Almanya'da Coşkulu Bir Kutlama

 

Hepimizin bildiği bir gerçek var ki günümüz çok kültürlü bir dünya, ama İslam’a aday bir dünya. 21. yüzyılın ilk çeyreğini yaşayan insanlar olarak büyük bir müjdenin eşiğinde olduğumuzu düşünüyorum. Çünkü Hz. Peygamber, “Ümmetimin başı mı hayırlıdır, sonu mu hayırlıdır bilinmez.” buyurarak ahir zaman ümmetini müjdeliyor. Sahabe-i kiram efendilerimize sohbet ederken, “Sizler benim arkadaşlarımsınız, onlar ise kardeşlerim.” buyuruyor. Bundan daha büyük onur, bundan daha büyük şeref olmaz. Hz. Peygamber’i bu gecelerde anıyor olmak, ümmet adına bir vefa borcu ve imanımızın gereği… İmanımızın gereği olan bir başka güzellik ise Ehl-i Beyt sevgisidir. 

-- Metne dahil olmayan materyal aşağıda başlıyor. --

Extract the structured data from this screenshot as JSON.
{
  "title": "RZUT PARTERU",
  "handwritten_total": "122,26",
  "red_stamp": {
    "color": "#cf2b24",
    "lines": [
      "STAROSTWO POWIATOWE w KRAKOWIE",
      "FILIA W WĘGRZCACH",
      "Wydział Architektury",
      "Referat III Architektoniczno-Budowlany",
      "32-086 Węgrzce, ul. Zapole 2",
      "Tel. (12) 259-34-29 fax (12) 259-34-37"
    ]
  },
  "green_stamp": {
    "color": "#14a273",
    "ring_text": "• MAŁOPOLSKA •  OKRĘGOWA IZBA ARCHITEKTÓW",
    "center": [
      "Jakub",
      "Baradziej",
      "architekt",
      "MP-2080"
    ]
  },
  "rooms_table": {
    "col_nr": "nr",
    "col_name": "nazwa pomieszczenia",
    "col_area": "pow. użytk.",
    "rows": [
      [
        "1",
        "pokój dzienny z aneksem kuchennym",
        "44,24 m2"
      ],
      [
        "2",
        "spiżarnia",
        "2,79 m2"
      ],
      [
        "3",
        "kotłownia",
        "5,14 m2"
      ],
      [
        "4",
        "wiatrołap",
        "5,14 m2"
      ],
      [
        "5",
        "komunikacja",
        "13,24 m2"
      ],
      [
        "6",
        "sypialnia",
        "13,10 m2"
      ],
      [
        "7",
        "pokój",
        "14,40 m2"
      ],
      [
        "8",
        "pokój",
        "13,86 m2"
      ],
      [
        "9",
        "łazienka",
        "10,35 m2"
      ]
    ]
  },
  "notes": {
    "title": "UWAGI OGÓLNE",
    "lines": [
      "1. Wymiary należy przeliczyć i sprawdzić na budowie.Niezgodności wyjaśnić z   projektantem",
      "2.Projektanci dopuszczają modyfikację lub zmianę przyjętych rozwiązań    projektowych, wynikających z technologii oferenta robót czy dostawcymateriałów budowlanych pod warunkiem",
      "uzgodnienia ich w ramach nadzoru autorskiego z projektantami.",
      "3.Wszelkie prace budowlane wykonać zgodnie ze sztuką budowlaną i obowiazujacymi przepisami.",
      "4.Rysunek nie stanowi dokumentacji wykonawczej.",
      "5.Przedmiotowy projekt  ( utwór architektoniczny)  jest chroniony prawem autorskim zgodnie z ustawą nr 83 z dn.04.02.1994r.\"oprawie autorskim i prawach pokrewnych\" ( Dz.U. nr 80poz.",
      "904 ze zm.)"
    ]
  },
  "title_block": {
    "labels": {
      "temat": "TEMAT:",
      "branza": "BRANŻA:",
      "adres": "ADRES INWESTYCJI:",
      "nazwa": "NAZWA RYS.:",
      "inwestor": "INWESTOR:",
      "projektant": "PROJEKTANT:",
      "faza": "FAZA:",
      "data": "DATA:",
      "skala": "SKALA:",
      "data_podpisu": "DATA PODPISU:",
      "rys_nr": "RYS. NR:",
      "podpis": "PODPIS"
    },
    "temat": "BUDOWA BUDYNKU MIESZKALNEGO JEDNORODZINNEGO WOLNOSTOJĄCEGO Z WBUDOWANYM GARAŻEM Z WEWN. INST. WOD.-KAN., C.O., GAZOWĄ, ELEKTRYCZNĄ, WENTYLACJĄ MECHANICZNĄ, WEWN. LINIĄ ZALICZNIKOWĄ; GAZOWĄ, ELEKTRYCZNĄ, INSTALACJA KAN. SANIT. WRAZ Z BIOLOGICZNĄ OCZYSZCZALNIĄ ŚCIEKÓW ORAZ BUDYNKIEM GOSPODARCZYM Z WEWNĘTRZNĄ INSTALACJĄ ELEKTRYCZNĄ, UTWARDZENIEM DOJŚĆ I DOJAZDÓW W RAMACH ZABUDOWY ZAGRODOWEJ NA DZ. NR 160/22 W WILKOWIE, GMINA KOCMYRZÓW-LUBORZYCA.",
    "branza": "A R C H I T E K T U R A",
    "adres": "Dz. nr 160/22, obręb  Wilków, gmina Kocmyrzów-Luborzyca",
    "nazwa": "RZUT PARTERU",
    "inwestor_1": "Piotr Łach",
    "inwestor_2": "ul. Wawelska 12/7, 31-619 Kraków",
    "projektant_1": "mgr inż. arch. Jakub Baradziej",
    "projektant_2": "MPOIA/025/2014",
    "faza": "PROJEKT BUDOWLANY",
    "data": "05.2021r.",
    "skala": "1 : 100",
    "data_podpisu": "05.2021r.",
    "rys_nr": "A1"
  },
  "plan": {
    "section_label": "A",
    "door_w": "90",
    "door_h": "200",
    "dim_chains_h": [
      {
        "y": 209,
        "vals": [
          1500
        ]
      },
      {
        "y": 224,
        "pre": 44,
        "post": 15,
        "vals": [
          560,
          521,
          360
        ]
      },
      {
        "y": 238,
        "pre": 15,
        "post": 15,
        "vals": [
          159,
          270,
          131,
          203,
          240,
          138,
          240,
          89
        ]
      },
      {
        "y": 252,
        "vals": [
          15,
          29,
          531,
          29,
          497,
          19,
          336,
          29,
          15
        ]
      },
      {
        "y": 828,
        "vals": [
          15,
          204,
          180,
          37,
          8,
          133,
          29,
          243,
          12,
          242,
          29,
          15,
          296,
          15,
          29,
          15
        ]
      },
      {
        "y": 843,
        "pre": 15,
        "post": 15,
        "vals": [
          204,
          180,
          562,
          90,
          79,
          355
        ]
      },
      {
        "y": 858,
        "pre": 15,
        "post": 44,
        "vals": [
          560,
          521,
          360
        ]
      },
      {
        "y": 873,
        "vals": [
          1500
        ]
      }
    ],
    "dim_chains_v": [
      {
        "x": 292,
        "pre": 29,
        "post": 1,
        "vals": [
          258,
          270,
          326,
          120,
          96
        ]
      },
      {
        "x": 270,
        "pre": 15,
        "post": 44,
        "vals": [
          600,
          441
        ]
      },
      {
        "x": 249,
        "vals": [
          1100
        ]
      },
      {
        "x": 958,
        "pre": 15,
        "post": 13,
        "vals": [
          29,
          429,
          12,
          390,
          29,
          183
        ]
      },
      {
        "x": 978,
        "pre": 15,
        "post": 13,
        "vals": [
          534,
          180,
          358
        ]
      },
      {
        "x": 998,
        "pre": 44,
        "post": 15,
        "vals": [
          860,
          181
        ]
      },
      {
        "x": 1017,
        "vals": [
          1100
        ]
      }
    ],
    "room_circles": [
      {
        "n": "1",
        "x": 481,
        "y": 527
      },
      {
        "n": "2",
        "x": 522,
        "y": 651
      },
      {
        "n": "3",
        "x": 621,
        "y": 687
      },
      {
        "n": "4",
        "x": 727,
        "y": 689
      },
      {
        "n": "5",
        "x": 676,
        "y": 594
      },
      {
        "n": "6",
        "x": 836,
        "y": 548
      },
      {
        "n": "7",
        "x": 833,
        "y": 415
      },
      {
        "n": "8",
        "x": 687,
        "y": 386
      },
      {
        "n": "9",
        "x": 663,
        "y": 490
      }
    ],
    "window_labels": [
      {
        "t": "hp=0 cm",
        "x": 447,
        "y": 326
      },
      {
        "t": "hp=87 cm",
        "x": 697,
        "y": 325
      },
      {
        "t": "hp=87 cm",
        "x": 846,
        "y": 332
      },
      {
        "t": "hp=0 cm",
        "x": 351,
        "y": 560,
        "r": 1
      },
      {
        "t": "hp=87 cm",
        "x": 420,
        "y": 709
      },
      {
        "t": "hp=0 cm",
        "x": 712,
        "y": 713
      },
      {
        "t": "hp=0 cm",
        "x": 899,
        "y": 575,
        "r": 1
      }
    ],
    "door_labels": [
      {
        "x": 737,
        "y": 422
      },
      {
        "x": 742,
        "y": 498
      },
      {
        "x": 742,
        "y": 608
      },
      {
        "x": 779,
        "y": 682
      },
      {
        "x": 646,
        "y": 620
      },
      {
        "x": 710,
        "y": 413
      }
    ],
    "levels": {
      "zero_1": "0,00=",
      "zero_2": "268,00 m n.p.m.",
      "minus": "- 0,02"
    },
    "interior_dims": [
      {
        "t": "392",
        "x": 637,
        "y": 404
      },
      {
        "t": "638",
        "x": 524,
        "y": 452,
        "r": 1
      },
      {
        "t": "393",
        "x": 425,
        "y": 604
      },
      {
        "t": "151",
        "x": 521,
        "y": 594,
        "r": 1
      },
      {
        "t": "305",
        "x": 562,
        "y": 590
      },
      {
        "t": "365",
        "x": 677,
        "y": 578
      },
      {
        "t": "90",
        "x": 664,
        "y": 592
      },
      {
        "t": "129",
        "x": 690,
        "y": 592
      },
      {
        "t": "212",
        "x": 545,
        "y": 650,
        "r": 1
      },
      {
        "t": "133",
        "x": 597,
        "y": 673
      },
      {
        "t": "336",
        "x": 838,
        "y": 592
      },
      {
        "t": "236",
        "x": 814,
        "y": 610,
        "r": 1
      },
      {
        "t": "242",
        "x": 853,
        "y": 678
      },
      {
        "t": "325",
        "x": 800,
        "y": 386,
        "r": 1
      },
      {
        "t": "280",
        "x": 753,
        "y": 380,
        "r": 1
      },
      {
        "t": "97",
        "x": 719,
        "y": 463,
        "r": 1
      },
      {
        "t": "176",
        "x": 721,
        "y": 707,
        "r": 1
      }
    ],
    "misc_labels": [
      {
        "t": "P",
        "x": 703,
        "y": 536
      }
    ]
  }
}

Bu hususta Peygamber Efendimiz şöyle buyuruyor: 

“Vallahi, Ehl-i Beytim’i sevmeyenin kalbine iman girmez.” [Ahmed b. Hanbel]

“Allah’ı seven beni sever, beni seven de Ehl-i Beytim’i sever.” [Tirmizi]

“Ashabımı, ezvacımı ve Ehl-i Beytim’i seven, cennette benimle olur.” [Ramuz]

“Benden sonra Ehl-i Beytim’le imtihan olunacaksınız.” [Taberani] 

Ehl-i Beyt sevgisi hususunda İmam-ı Rabbani Hazretleri’nin babasının vefatında yaşadığı tecrübe hepimize örnek olmalıdır. İmam-ı Rabbani diyor ki: “Babam zahir ve bâtın ilimlerinde yani kalb ilimlerinde çok âlim idi. Her zaman Ehl-i Beyt’i sevmeyi tavsiye ve teşvik buyururdu. ‘Bu sevgi insanın son nefeste imanla gitmesine çok yardım eder.’ derdi. Vefat edeceklerinde başucunda idim. Son anlarında şuuru azaldığında kendisine bu nasihatini hatırlattım ve o sevginin nasıl tesir ettiğini sordum. O haldeyken bile, (Ehl-i Beyt’in sevgisinin deryasında yüzüyorum) buyurdu. Hemen Allahu Teala’ya hamd ve sena ettim.“  

Ehl-i Sünnet İslam âlimleri, Ehl-i Beyt sevgisini, son nefeste iman ile gitmek için şart görmüşlerdir. Ehl-i Beyt’i sevmek her mümine farzdır. Bunlarda Rasûlullah Efendimiz’in zerreleri vardır. Onlara kıymet vermek, saygı göstermek her Müslüman’ın vazifesidir. Çünkü imanın temeli ve en kuvvetli alameti, Allahu Teala’yı sevmek ve Allahu Teala’nın sevmediklerini sevmemektir.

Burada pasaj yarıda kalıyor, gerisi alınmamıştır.